After much anticipation, the long-awaited new version of the Senate bipartisan bill to modernize the Toxic Substances Control Act (TSCA) was released today by Senators Tom Udall (D-NM) and David Vitter (R-LA). The proposal, called the “Frank R. Lautenberg Chemical Safety for the 21st Century Act,” is a new version of the “Chemical Safety Improvement Act” (CSIA) introduced by Sens. Frank Lautenberg (D-NJ) and Vitter in May 2013.
Like the CSIA, today’s proposal sets a new safety standard of “no unreasonable risk of harm to health or the environment” from exposure of the chemical under the conditions of use, including to potentially susceptible populations – such as infants, pregnant women, the elderly, or workers – as identified by EPA. The bill authorizes EPA to obtain new information on chemicals throughout the safety evaluation process under TSCA § 4 and establishes a “tiered screening and testing” system. Under the bill’s safety evaluation process, articles can only be prohibited or “otherwise restrict[ed]” if EPA has “evidence of significant exposure to the chemical substance from such article.” To reduce duplicative testing, the Udall-Vitter proposal provides for a framework for the “fair and equitable reimbursement” of data development costs.
EPA would be required to establish a risk-based prioritization scheme of high- and low-priority substances within one year of enactment, and an interim list of 10 substances in each category. Additional prioritization milestones for three and five years after enactment are also specified. The bill provides various criteria for prioritization, including recommendations from states, hazard and exposure potential, etc. States would be able to seek judicial review of low-priority designations, and such designations “must be based on information sufficient to establish that the substance is likely to meet the safety standard.” The prioritization scheme also provides for an “additional priority” allowing companies to request the EPA to fast-track safety evaluations and determinations, which would be fully funded by user fees.

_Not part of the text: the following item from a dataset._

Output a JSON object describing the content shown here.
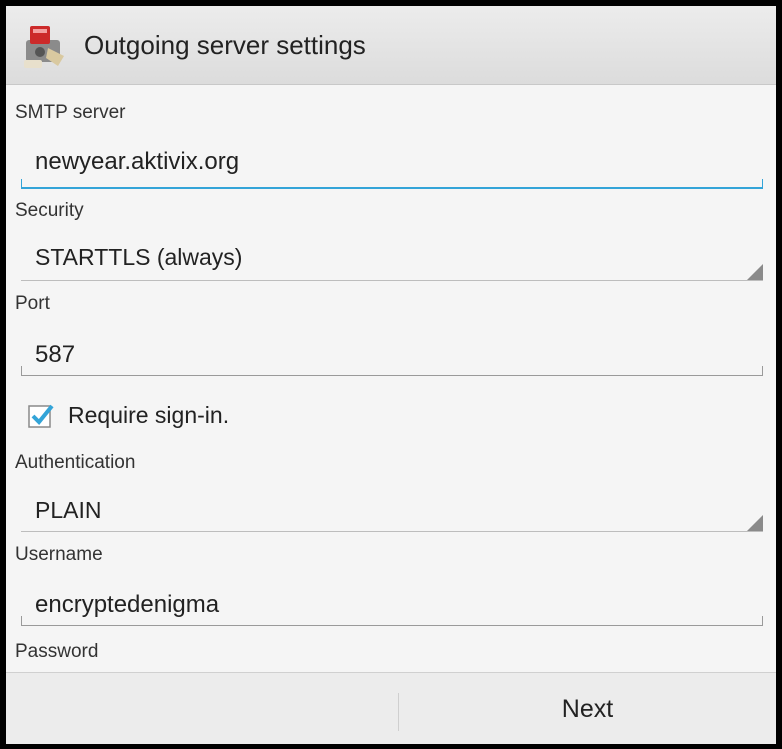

Significantly, the Udall-Vitter bill directs EPA to set up a user fee program to fund 25% of program costs including safety evaluations and regulations, up to $18 million. This fee authority would be collected and made available “only to the extent and in the amounts provided in advance” as appropriated by Congress.

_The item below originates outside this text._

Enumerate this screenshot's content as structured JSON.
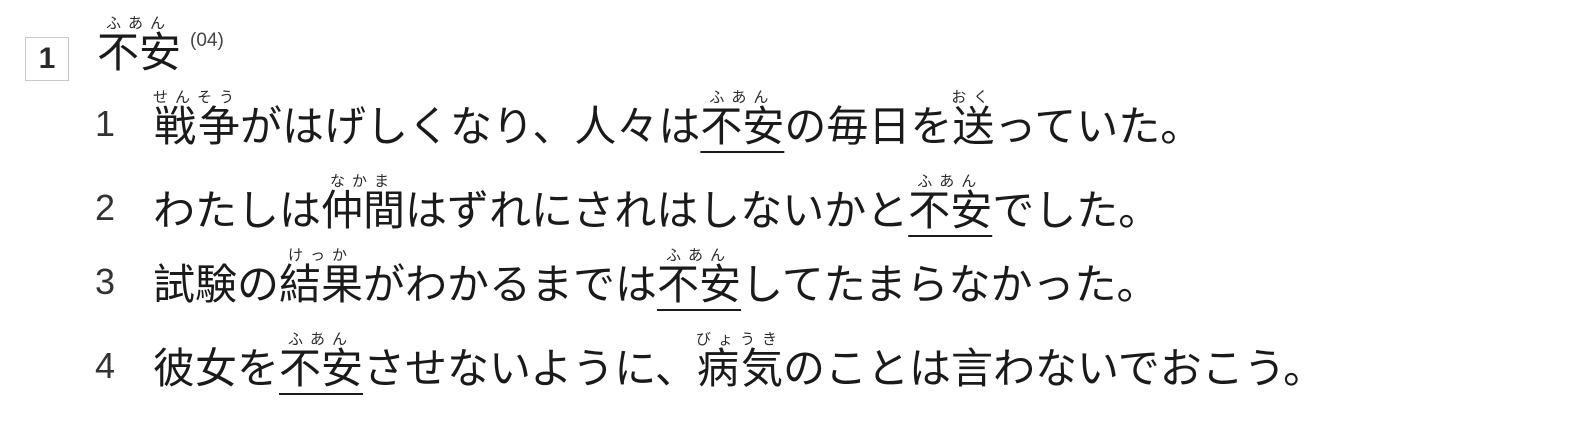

The new proposal takes a somewhat different tack on state preemption than the CSIA. The enforcement of existing state statutes and administrative actions on specific substances will not be preempted until the effective date of the applicable federal action, e.g., an EPA Significant New Use Rule, test order, or safety determination. However, new state statutes or administrative actions prohibiting or restricting substances designated as high-priority would be preempted as soon as EPA commences a safety assessment. Like the original CSIA, the new bill provides for a system in which states may apply for a waiver from preemption, subject to various conditions. EPA’s waiver decisions would be subject to notice and comment and subject to judicial review.
In addition, the bill provides for an interagency “Sustainable Chemistry Program” to coordinate and support sustainable chemistry-related research, development, commercialization, education, etc., although “sustainable chemistry” is not defined.

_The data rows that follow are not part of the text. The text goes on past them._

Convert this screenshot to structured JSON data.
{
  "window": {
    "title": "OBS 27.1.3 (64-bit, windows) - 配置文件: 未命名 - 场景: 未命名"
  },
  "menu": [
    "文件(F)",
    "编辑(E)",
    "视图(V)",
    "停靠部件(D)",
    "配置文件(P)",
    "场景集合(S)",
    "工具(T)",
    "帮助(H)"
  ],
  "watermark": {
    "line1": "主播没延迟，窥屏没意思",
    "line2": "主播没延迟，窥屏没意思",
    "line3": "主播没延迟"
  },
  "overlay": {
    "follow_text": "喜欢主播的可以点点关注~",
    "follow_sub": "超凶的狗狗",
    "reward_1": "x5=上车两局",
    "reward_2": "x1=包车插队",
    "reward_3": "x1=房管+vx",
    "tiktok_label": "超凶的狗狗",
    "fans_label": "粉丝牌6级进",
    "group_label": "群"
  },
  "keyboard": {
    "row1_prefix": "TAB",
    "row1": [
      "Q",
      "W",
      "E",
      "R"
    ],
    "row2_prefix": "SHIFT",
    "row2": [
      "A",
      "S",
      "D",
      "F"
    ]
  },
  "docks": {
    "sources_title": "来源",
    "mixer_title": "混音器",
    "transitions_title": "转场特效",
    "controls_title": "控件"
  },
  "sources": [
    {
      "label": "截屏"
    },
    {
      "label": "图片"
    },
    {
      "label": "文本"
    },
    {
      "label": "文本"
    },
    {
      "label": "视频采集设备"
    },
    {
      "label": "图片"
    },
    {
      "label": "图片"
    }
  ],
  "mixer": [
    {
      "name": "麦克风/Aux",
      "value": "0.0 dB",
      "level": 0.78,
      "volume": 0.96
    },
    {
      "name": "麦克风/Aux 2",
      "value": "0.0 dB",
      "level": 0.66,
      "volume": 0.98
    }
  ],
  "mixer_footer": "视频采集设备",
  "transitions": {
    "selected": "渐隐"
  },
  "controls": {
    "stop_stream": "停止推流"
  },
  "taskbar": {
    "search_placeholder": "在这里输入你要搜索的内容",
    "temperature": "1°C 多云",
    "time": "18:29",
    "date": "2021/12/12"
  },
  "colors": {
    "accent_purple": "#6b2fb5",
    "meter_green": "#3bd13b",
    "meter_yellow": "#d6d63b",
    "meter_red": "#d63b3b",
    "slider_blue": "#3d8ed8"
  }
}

Sen. Lautenberg, who passed away in June 2013, was a long-time champion of public health and environmental protection, including TSCA reform efforts. The invocation of Sen. Lautenberg’s legacy, however, may “inflame divisions” between Senator Barbara Boxer (D-CA) and other Democrats. Sen. Boxer vocally opposed the CSIA, criticizing that proposal’s preemption of state regulations. The California Attorney General has already written a sharp critique of the Udall-Vitter proposal, calling it an “unprecedented and unnecessary evisceration of state regulatory authority.”
Environmental and other advocacy groups, including the Environmental Working Group and Safer Chemicals, Healthy Families coalition, are already publicly opposing the new bill and calling for changes. Chemical industry groups, including the American Chemistry Council (ACC) and the Society of Chemical Manufacturers and Affiliates, are lauding it and pushing for its passage. The New York Times quoted Richard Denison, senior scientist at the Environmental Defense Fund, calling the bill “a solid compromise that would be much more protective of public health.” In the same article, ACC president Cal Dooley predicts the legislation could garner 70 votes on the Senate floor.
Sen. Udall also said that he is working with Rep. John Shimkus (R-IL) on related legislation in the House.
The Senate Environment and Public Works Committee is reportedly holding a hearing on TSCA on March 18. The late Sen. Lautenberg’s widow, Bonnie Englebardt Lautenberg, is expected to speak in favor of the Udall-Vitter bill. The draft legislation is available here, and a fact sheet prepared by Sens. Udall and Vitter is available here.